The dreaded M-R

lennart at augustsson.net lennart at augustsson.net
Mon Jan 30 09:20:49 EST 2006


Quoting John Hughes <rjmh at cs.chalmers.se>:

> Lennart Augustsson wrote:
>
>> John Hughes wrote:
>>
>>> An example where loss of sharing leads to exponential time:
>>>
>>> fib n = fst (fib' n)
>>>
>>> fib' :: (Num a, Num b) => Integer -> (a,b)
>>> fib' 0 = (0,1)
>>> fib' n = (snd p,fst p+snd p)
>>>  where
>>>    p :: (Num a, Num b) => (a,b)
>>>    p = fib' (n-1)
>>>
>>> It would be undesirable for adding a type signature to a function 
>>> (such as fib'
>>> above) to risk making its performance exponentially worse, because of
>>> consequential loss of sharing in a binding somewhere else. Wouldn't it?
>>
>>
>> I don't agree in this case.  You are asking for something rather strange
>> when you put that type signature on fib'.  I also noticed that to give
>> a "convincing" example you picked something with polyporphic recursion.
>> P-R wasn't in Haskell at the time the M-R was added (if memory serves
>> me).  So there must be other examples.
>
> True. I don't remember my original example.
>
>>
>> I still think removing the M-R and issuing a warning when there's a
>> potential loss of sharing would be acceptable.
>>
>>
> Wouldn't there be quite a lot of warnings?
>
> I really think we have to remember beginners' problems here. I know 
> noone reading this discussion is
> one, but without beginners, there will be no growth in the Haskell 
> community. If we did as you suggest,
> then beginners would be confronted by yet another kind of 
> incomprehensible message--and I fear it
> would be hard to report that x=e risks evaluating e many times, in a 
> way that would be viewed as positive
> by someone still trying to understand how Haskell works at all.
>
> John
>

I am thinking of the beginner.  I would hate to explain what the
difference between '=' and ':=' is and when to use one or the other.
I think that's a wart as ugly as the M-R.

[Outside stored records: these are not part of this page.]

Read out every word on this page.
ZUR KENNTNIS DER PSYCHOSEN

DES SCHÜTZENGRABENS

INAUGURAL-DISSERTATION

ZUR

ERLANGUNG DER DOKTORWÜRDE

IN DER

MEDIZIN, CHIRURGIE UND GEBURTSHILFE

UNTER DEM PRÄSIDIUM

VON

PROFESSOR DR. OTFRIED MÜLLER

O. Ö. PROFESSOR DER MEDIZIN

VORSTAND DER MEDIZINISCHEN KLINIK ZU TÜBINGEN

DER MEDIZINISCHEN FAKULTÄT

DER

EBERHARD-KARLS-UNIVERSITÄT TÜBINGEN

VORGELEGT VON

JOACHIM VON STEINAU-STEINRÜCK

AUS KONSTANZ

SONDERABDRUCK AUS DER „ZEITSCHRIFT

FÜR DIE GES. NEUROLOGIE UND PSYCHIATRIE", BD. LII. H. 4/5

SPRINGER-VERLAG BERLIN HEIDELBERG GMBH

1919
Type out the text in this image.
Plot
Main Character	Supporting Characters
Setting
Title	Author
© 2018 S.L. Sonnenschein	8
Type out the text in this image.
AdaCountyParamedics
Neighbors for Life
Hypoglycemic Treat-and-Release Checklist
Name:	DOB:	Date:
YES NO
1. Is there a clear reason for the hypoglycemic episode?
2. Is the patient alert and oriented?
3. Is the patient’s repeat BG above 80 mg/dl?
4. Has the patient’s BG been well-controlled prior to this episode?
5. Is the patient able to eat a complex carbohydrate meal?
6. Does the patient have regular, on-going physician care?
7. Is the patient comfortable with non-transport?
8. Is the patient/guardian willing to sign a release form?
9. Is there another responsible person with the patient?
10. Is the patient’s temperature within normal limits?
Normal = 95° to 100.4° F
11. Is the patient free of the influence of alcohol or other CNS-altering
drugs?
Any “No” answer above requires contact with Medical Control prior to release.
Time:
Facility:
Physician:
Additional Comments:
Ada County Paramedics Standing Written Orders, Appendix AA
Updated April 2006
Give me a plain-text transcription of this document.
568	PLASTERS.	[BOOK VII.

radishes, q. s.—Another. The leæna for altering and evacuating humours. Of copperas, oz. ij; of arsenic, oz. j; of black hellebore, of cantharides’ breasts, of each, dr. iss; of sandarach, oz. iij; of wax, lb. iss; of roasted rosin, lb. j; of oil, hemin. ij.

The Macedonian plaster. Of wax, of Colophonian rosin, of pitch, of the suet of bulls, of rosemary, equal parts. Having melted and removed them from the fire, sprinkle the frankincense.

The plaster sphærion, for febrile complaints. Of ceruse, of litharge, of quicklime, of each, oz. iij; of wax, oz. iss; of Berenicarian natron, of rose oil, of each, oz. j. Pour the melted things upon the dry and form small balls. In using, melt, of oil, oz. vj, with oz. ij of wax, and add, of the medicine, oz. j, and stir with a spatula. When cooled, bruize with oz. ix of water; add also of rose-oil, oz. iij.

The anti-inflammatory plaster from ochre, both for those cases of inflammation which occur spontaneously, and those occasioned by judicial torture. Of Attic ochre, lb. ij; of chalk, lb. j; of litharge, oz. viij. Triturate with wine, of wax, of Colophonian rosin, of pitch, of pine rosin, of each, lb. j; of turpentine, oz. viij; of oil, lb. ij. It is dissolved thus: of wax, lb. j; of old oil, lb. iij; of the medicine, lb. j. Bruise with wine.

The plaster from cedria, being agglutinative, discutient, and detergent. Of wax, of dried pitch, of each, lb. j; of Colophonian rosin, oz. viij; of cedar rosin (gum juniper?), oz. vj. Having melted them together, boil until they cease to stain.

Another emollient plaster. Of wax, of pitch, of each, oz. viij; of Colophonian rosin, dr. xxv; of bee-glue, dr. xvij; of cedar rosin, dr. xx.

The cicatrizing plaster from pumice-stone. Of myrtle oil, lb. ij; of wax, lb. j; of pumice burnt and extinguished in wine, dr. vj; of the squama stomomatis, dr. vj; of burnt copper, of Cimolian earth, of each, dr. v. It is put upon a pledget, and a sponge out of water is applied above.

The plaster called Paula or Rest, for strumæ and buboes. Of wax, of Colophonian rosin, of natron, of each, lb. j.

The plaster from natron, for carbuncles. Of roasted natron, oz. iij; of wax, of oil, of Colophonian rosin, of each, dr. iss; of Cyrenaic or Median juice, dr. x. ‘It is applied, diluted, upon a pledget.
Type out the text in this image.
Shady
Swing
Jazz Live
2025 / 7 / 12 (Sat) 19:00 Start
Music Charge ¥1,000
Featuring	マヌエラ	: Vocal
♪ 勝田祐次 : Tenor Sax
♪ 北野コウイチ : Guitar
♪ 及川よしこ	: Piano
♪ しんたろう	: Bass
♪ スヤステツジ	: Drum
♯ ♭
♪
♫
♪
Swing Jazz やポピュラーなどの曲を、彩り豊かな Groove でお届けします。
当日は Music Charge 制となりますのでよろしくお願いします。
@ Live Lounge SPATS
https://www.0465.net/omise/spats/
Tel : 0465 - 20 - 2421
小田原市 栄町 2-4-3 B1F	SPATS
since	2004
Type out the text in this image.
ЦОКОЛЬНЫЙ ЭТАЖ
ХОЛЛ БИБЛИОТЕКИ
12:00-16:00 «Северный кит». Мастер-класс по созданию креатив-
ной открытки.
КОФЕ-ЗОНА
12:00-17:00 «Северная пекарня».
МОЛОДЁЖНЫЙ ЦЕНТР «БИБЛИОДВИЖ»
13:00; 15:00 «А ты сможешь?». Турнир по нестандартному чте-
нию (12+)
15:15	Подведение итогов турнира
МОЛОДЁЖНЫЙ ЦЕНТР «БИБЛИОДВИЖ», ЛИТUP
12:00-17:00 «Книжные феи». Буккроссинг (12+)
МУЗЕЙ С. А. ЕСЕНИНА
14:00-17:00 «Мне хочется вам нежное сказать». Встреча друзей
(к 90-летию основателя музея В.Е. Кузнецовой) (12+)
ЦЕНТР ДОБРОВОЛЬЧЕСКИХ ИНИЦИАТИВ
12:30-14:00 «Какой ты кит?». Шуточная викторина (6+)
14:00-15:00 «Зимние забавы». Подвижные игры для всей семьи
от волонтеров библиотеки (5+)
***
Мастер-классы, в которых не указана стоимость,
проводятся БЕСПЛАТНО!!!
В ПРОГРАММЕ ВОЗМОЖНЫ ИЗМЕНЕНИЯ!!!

As for there being many warnings, we don't really know, do we?
I'm only suggesting a warning when there's a potential loss of
sharing, not in general.  In my experience it's very rare to
have the M-R kick in at the top level; it's almost always in
local definitions.  And for local definitions you can see all uses
of a binding and handle it accordingly.  Local bindings are very
rarely used polymorphically.

Nhc didn't use to implement the M-R (maybe it does now).  When
porting code to nhc this caused a few code changes.  Perhaps
10 lines out of 10000 when I tried the Bluespec compiler.  So
my gut feeling is that the M-R is a rare beast in practise.